North American P-51B スイス空軍機
1/72 ハセガワ
<実機について>
ドイツとの後ろ暗い関係を取り沙汰されたり米軍に誤爆されたりと色々と苦労しながらも何とか中立を維持したスイス。そんな中、領内に不時着したP-51Bを鹵獲したりしていたのがスイス空軍とマスタングの最初の出会いになります。
当時の主力はドイツから貰ったBf109なんかだったりするわけですが、戦争が終わってBf109どころかドイツ航空産業そのものがうたかたの露と消えてしまうと、スイス空軍ははたと困ります。とりもなおさず英国からヴァンパイアのライセンスを取り付けることにしたスイスですが、生産の立ち上げやらなんやらで本格的な導入まではそれなりに時間が掛かる様子。中立維持のための(それなりに)強力な軍備の必要性はまさに身に沁みたばかりのところですし、ならば旧式化する一方で部品も手に入らないBf109を共食いしながら維持するなどというのは論外でしょう。尤も
スペイン空軍はやってたりしますが…。
でつなぎとして選ばれたのが、鹵獲して運用してみた実績もあり、ご近所で大量にだぶついてもいるP-51。早速100機+追加で30機を一機$4,000で購入する契約がまとまります。最初の100機は米軍の搭乗員がわざわざ空輸してくれたんですが、折からのベルリン危機のために米軍はそれどころではなくなってしまいます。仕方なく、スイス空軍は初期の機体でP-51に慣熟してきた搭乗員やら技術者やらを南ドイツの米軍基地に自前の輸送機(これがまたJu52だったりするんですが)で送り込み、そこで共食い整備までやって30機の可動機を揃えてフェリーして帰ってきたんだとか。何と言うか
新鋭機の調達だか廃品回収業だか良く分からない
ことになっている感があります。
2、3年の繋ぎの予定で購入したP-51ですが、思ったよりも使い勝手が良かったり、ヴァンパイアのライセンス生産が予想外に遅れたりとかでずるずると使われ続け、結局1958年まで使用されてたと言います。まぁ、スイスを挟んで独仏が対立した時代に比べれば、世界の対立軸が米ソに移ったことで、スイスの空の緊張も些かなりとも和らいでいたというようなこともあったのかもしれません。
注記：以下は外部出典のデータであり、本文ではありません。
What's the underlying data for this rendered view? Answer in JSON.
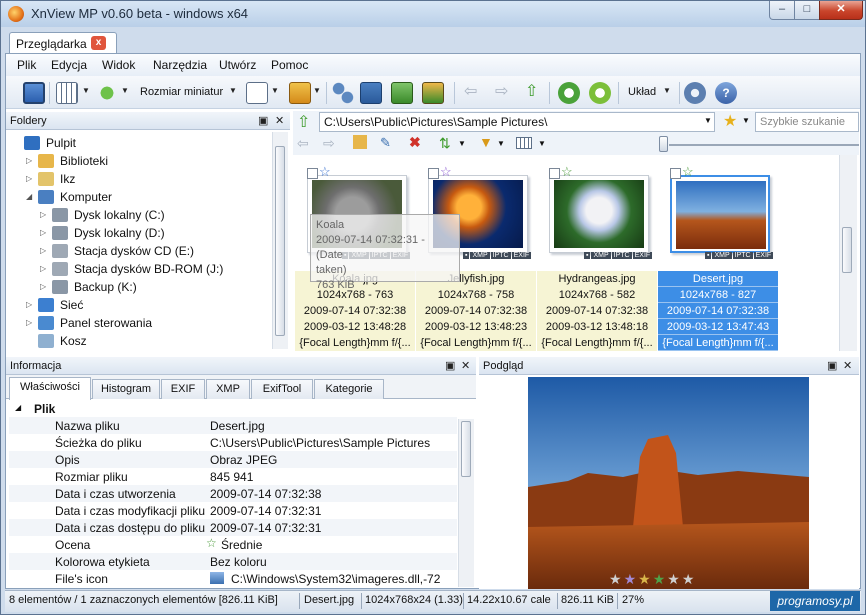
{
  "window": {
    "title": "XnView MP v0.60 beta - windows x64",
    "min": "–",
    "max": "□",
    "close": "✕"
  },
  "tab": {
    "label": "Przeglądarka",
    "close": "x"
  },
  "menu": [
    "Plik",
    "Edycja",
    "Widok",
    "Narzędzia",
    "Utwórz",
    "Pomoc"
  ],
  "toolbar": {
    "thumbnail_size_label": "Rozmiar miniatur",
    "layout_label": "Układ"
  },
  "folders": {
    "title": "Foldery",
    "items": [
      {
        "label": "Pulpit",
        "icon": "desktop-icon",
        "arrow": "",
        "color": "#2f6fc0"
      },
      {
        "label": "Biblioteki",
        "icon": "library-icon",
        "arrow": "▷",
        "color": "#e7b64a"
      },
      {
        "label": "Ikz",
        "icon": "user-folder-icon",
        "arrow": "▷",
        "color": "#e3c46a"
      },
      {
        "label": "Komputer",
        "icon": "computer-icon",
        "arrow": "◢",
        "color": "#4a7fc1"
      },
      {
        "label": "Dysk lokalny (C:)",
        "icon": "drive-icon",
        "arrow": "▷",
        "color": "#8a97a6"
      },
      {
        "label": "Dysk lokalny (D:)",
        "icon": "drive-icon",
        "arrow": "▷",
        "color": "#8a97a6"
      },
      {
        "label": "Stacja dysków CD (E:)",
        "icon": "cd-drive-icon",
        "arrow": "▷",
        "color": "#9ea8b4"
      },
      {
        "label": "Stacja dysków BD-ROM (J:)",
        "icon": "bd-drive-icon",
        "arrow": "▷",
        "color": "#9ea8b4"
      },
      {
        "label": "Backup (K:)",
        "icon": "drive-icon",
        "arrow": "▷",
        "color": "#8a97a6"
      },
      {
        "label": "Sieć",
        "icon": "network-icon",
        "arrow": "▷",
        "color": "#3c7fd0"
      },
      {
        "label": "Panel sterowania",
        "icon": "control-panel-icon",
        "arrow": "▷",
        "color": "#4a8ad0"
      },
      {
        "label": "Kosz",
        "icon": "recycle-bin-icon",
        "arrow": "",
        "color": "#8fb0d0"
      }
    ]
  },
  "browser": {
    "path": "C:\\Users\\Public\\Pictures\\Sample Pictures\\",
    "search_placeholder": "Szybkie szukanie",
    "thumbs": [
      {
        "name": "Koala.jpg",
        "dims": "1024x768 - 763",
        "date1": "2009-07-14 07:32:38",
        "date2": "2009-03-12 13:48:28",
        "exif": "{Focal Length}mm f/{...",
        "star_color": "#3a72d0",
        "selected": false
      },
      {
        "name": "Jellyfish.jpg",
        "dims": "1024x768 - 758",
        "date1": "2009-07-14 07:32:38",
        "date2": "2009-03-12 13:48:23",
        "exif": "{Focal Length}mm f/{...",
        "star_color": "#8a5ad0",
        "selected": false
      },
      {
        "name": "Hydrangeas.jpg",
        "dims": "1024x768 - 582",
        "date1": "2009-07-14 07:32:38",
        "date2": "2009-03-12 13:48:18",
        "exif": "{Focal Length}mm f/{...",
        "star_color": "#4a9a3a",
        "selected": false
      },
      {
        "name": "Desert.jpg",
        "dims": "1024x768 - 827",
        "date1": "2009-07-14 07:32:38",
        "date2": "2009-03-12 13:47:43",
        "exif": "{Focal Length}mm f/{...",
        "star_color": "#4a9a3a",
        "selected": true
      }
    ],
    "badges": [
      "XMP",
      "IPTC",
      "EXIF"
    ],
    "tooltip": [
      "Koala",
      "2009-07-14 07:32:31 - (Date",
      "taken)",
      "763 KiB"
    ]
  },
  "info": {
    "title": "Informacja",
    "tabs": [
      "Właściwości",
      "Histogram",
      "EXIF",
      "XMP",
      "ExifTool",
      "Kategorie"
    ],
    "section": "Plik",
    "rows": [
      {
        "k": "Nazwa pliku",
        "v": "Desert.jpg"
      },
      {
        "k": "Ścieżka do pliku",
        "v": "C:\\Users\\Public\\Pictures\\Sample Pictures"
      },
      {
        "k": "Opis",
        "v": "Obraz JPEG"
      },
      {
        "k": "Rozmiar pliku",
        "v": "845 941"
      },
      {
        "k": "Data i czas utworzenia",
        "v": "2009-07-14 07:32:38"
      },
      {
        "k": "Data i czas modyfikacji pliku",
        "v": "2009-07-14 07:32:31"
      },
      {
        "k": "Data i czas dostępu do pliku",
        "v": "2009-07-14 07:32:31"
      },
      {
        "k": "Ocena",
        "v": "Średnie"
      },
      {
        "k": "Kolorowa etykieta",
        "v": "Bez koloru"
      },
      {
        "k": "File's icon",
        "v": "C:\\Windows\\System32\\imageres.dll,-72"
      }
    ]
  },
  "preview": {
    "title": "Podgląd",
    "rating_star_colors": [
      "#cfcfcf",
      "#a38ad6",
      "#d9b64a",
      "#4fa24a",
      "#cfcfcf",
      "#cfcfcf"
    ]
  },
  "status": {
    "count": "8 elementów / 1 zaznaczonych elementów [826.11 KiB]",
    "file": "Desert.jpg",
    "dims": "1024x768x24 (1.33)",
    "size_cm": "14.22x10.67 cale",
    "size": "826.11 KiB",
    "zoom": "27%"
  },
  "watermark": "programosy.pl"
}
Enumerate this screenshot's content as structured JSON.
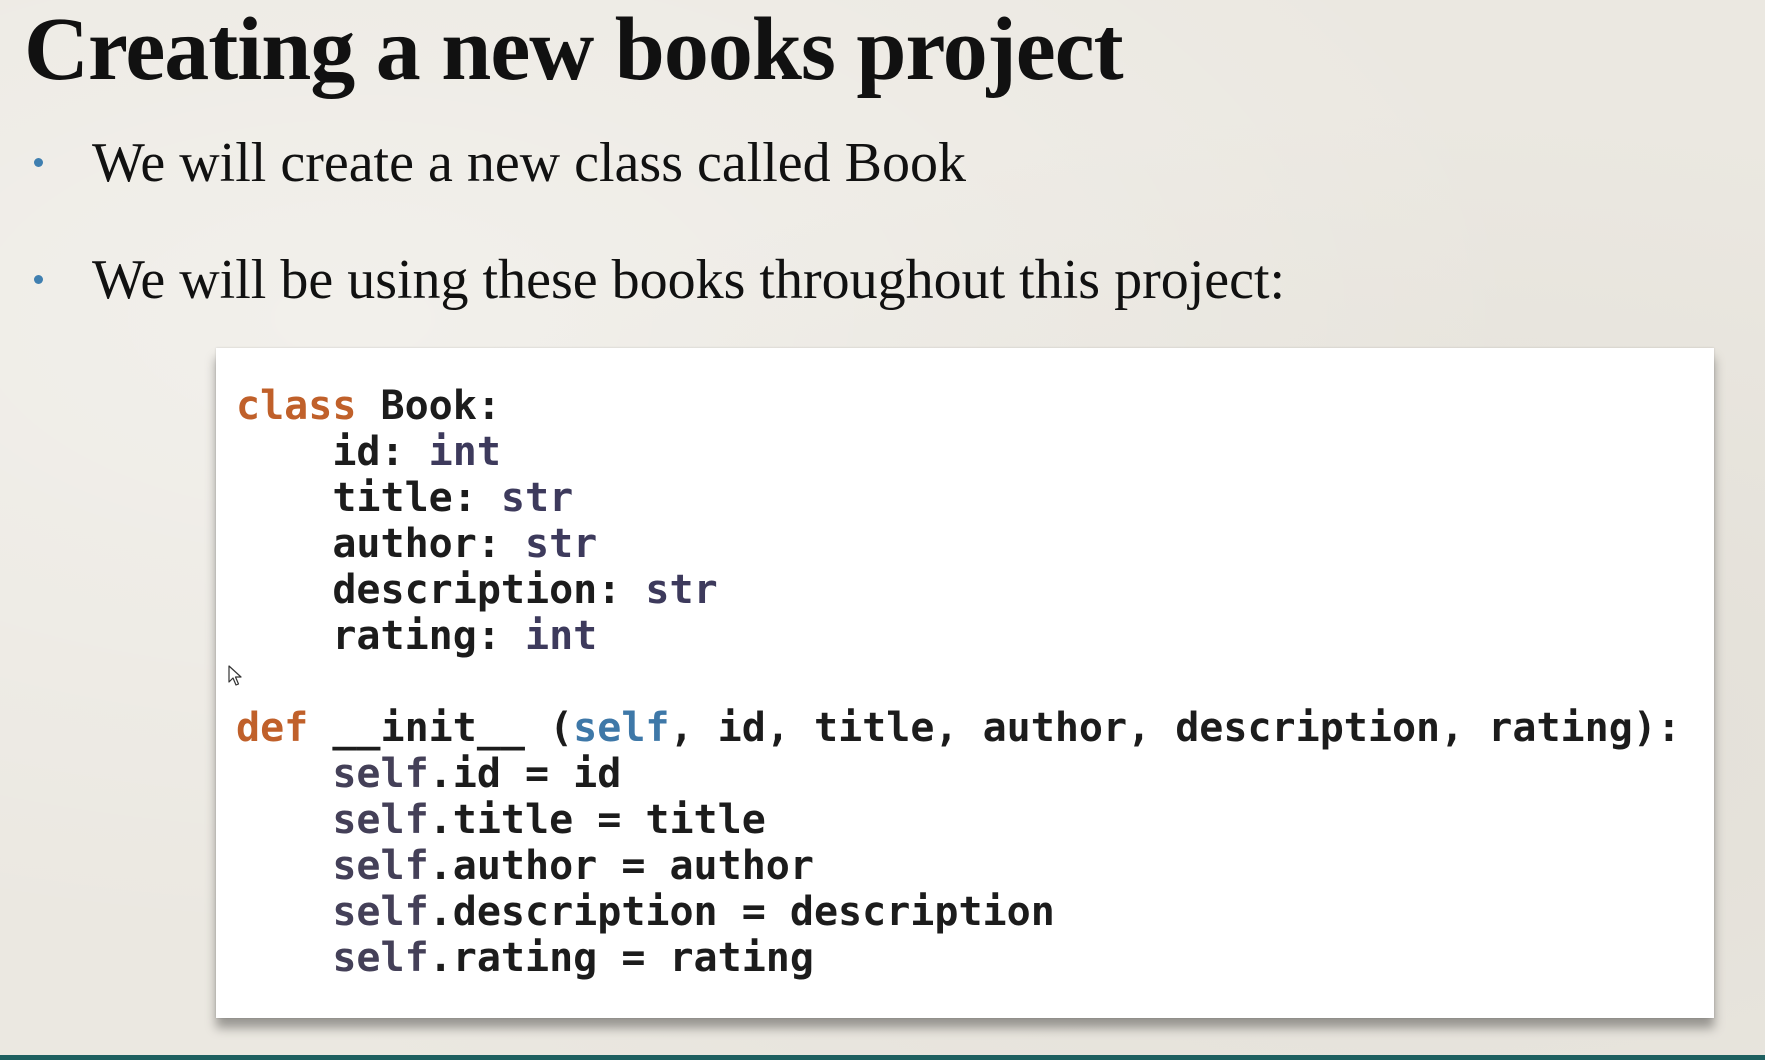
{
  "slide": {
    "title": "Creating a new books project",
    "bullets": [
      "We will create a new class called Book",
      "We will be using these books throughout this project:"
    ]
  },
  "code": {
    "class_keyword": "class",
    "class_name": "Book:",
    "fields": [
      {
        "name": "id: ",
        "type": "int"
      },
      {
        "name": "title: ",
        "type": "str"
      },
      {
        "name": "author: ",
        "type": "str"
      },
      {
        "name": "description: ",
        "type": "str"
      },
      {
        "name": "rating: ",
        "type": "int"
      }
    ],
    "def_keyword": "def",
    "init_name": "__init__",
    "init_open": " (",
    "init_self": "self",
    "init_params": ", id, title, author, description, rating):",
    "self_keyword": "self",
    "assignments": [
      ".id = id",
      ".title = title",
      ".author = author",
      ".description = description",
      ".rating = rating"
    ]
  },
  "icons": {
    "cursor": "mouse-pointer-icon",
    "bullet": "bullet-dot-icon"
  },
  "colors": {
    "keyword": "#c0602a",
    "type": "#3d3a5c",
    "self_param": "#3e78a8",
    "self_attr": "#444058",
    "bullet": "#3f7fb0",
    "bottom_strip": "#1d5f5f"
  }
}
で、作例はその1948年に購入した分ではなくて、1944年に不時着して鹵獲された機体。まぁこれがなければ後続の購入もなかったと思えばスイスのP-51を語る上で欠かせない機体ではあります。派手な塗装は軍用機らしい精悍さもないし、さりとて特にセンスが良いわけでもないですが、時期が時期だけにとにかく何が何でも交戦国の機体と誤認されるわけにはいかないという中立国のならではの必死さの表れと思えばまた別種の趣があるかとも思います。
<製 作>
キット評にも書いたんですが、ハセガワのP-51シリーズは機首の形状が些か微妙で、実機の写真と比べると一回り太い上に上面もやや扁平な形状になっています。まぁ微妙といえば微妙ですし、ありえない位に浅い脚納庫などと考えあわせると
同じマーリンだから、スピットファイアと一緒でいいや
みたいなやっつけ仕事をやらかした可能性もなくはないんですが、一方でいかにも正立Vのエンジンを収めている力強さもあって、個人的にはむしろ此方のほうが気に入っていたりするわけです。
キットのデカールがいけないわけでもないんですが、そもそも大判デカールを貼るのが嫌だということでマーキングは殆ど塗装。赤は原色を使うと流石にコントラストが強すぎるんで、例によってクレオスのモンツァレッドを艶を落として使っています。まぁ塗装が塗装ですから若干おもちゃっぽくなるのは如何ともし難いところではあるんですが…。